Scientists create 'bionic mushroom' that can power an LED bulb

Scientists create 'bionic mushroom' that can power an LED bulb

Even more common than the mushrooms are the cyanobacteria that can thrive on the mushrooms.

"In this case, our system - this bionic mushroom - produces electricity", said Manu Mannoor, an assistant professor of mechanical engineering at Stevens.

As researchers the world over search for alternative energy sources, there has been a sharp rise in interest in cyanobacteria, said a BBC report. About 2.6 billion years ago, cyanobacteria changed the state of the atmosphere forever by pumping oxygen, gradually transforming the planet from a hellish wasteland into a sprawling oasis of life.

Researchers at the Stevens Institute for Technology said the microbes have been known in the bioengineering community to create electricity, but don't last as long because the artificial surfaces used to host the bacteria can't keep it thriving long enough.

Their study published in Nano Letters, a peer-reviewed journal from the American Chemical Society, found properties within the mushroom allowed the cyanobacteria to survive longer while generating electricity.

The "bionic mushroom" was covered with bacteria capable of producing electricity and strands of graphene that collected the current. Nevertheless, researchers hope future versions will be more capable of powering up devices, adding that a group of mushrooms could create enough current to power up a LED flashlight. They manipulated the cyanobacteria to generate electricity for days by attaching it on top of a button mushroom.

The mushrooms essentially serve as a suitable environmental substrate with advanced functionality of nourishing the energy producing cyanobacteria. They say their research shows the possibilities of "engineered symbiosis" between organisms and nonliving materials, which they characterize as different worlds. They proceeded to 3D-print a branched pattern onto its cap, using an electronic ink containing graphene nanoribbons. The cyanobacteria on the mushrooms cap photosynthesized under the light and it sent electrons through the conductive graphene approximately measuring 65 nanoAmps of current.

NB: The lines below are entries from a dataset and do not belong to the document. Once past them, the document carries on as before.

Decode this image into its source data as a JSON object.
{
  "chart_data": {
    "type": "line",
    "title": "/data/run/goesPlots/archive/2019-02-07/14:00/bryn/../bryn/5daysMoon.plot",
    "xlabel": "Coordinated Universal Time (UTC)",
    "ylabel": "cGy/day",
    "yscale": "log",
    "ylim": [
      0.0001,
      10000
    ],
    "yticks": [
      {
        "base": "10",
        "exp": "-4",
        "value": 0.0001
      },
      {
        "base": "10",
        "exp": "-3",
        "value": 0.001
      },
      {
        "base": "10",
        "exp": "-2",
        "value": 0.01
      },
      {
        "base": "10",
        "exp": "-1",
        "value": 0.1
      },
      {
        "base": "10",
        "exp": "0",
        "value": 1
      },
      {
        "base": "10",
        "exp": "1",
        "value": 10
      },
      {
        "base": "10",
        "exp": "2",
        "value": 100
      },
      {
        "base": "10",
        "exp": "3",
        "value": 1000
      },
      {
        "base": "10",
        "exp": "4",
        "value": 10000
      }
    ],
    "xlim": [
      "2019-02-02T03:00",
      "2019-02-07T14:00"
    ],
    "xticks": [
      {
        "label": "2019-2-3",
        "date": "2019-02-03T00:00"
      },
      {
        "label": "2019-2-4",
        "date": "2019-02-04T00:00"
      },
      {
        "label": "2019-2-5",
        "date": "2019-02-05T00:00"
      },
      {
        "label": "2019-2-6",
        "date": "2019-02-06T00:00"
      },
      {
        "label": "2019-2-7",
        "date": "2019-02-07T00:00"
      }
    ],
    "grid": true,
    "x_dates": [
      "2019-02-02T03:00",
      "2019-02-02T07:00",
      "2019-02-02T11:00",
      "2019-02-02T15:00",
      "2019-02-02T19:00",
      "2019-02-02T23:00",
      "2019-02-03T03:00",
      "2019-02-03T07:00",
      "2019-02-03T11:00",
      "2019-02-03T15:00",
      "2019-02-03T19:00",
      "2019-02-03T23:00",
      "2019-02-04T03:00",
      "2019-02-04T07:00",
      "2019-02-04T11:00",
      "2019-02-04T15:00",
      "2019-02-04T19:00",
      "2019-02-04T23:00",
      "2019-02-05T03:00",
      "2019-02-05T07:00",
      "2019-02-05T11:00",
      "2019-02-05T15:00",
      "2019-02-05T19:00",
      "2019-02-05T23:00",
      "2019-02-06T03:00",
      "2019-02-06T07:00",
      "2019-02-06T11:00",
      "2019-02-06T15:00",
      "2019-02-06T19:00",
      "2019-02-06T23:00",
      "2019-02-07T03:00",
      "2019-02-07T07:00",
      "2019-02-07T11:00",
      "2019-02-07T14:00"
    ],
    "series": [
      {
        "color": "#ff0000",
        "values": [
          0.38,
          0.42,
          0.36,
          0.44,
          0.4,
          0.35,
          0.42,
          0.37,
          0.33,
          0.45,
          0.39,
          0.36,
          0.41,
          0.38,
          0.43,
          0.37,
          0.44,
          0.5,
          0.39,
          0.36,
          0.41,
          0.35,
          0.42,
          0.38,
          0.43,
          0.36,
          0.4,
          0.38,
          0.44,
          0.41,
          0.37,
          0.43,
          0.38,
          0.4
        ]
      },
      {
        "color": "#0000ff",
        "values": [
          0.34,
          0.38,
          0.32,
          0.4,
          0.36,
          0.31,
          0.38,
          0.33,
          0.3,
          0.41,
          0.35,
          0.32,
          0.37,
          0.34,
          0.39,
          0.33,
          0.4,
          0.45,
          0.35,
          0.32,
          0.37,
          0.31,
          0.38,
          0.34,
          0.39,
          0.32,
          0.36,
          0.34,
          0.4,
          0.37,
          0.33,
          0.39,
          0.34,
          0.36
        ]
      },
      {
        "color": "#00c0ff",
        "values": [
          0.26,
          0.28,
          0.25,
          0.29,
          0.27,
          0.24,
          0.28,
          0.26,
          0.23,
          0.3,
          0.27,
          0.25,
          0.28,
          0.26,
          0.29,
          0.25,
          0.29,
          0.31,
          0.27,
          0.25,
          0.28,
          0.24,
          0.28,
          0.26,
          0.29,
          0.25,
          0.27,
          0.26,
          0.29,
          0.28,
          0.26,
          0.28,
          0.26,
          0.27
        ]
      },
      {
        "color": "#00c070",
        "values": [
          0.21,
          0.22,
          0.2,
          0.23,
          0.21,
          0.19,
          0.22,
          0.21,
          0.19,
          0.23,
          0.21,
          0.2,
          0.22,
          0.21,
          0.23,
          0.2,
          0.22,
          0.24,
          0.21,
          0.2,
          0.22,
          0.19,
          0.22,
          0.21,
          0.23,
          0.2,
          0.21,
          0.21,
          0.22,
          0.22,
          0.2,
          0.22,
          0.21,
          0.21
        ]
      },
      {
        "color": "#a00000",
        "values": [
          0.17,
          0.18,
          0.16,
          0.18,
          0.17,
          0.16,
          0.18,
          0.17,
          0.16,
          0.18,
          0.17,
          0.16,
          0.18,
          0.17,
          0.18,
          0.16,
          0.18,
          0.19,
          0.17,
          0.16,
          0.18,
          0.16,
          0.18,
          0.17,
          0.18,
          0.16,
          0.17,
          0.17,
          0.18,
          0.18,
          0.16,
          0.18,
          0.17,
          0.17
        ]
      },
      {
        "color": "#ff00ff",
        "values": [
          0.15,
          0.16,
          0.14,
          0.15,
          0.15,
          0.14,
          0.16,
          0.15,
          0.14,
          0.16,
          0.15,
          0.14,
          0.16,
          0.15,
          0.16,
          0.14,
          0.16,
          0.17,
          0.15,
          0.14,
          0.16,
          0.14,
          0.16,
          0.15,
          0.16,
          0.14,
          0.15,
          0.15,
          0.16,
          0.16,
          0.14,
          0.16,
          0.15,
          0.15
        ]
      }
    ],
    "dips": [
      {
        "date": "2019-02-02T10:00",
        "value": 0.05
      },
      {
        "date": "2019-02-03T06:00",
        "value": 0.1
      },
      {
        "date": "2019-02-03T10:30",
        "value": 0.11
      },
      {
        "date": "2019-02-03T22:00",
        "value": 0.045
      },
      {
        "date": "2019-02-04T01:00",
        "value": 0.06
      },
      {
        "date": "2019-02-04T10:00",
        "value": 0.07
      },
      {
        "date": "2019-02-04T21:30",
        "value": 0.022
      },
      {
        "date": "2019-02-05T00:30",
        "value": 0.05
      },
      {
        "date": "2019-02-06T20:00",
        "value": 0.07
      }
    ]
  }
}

Shining a light on the mushrooms activates cyanobacterial photosynthesis mechanism, which generates bio-electrons these electrons are driven under an applied bias voltage in an electrochemical setup.

Joshi and Mannoor discovered they could produce more electricity depending on the density and alignment of the bacteria.

Dr Mannoor said: "By seamlessly integrating these microbes with nanomaterials, we could potentially realize many other awesome designer bio-hybrids for the environment, defense, healthcare and many other fields". "For example, some bacteria can glow, while others sense toxins or produce fuel". "By seamlessly integrating these microbes with nanomaterials, we could potentially realize many other unbelievable designer bio-hybrids for the environment, defense, healthcare and many other fields".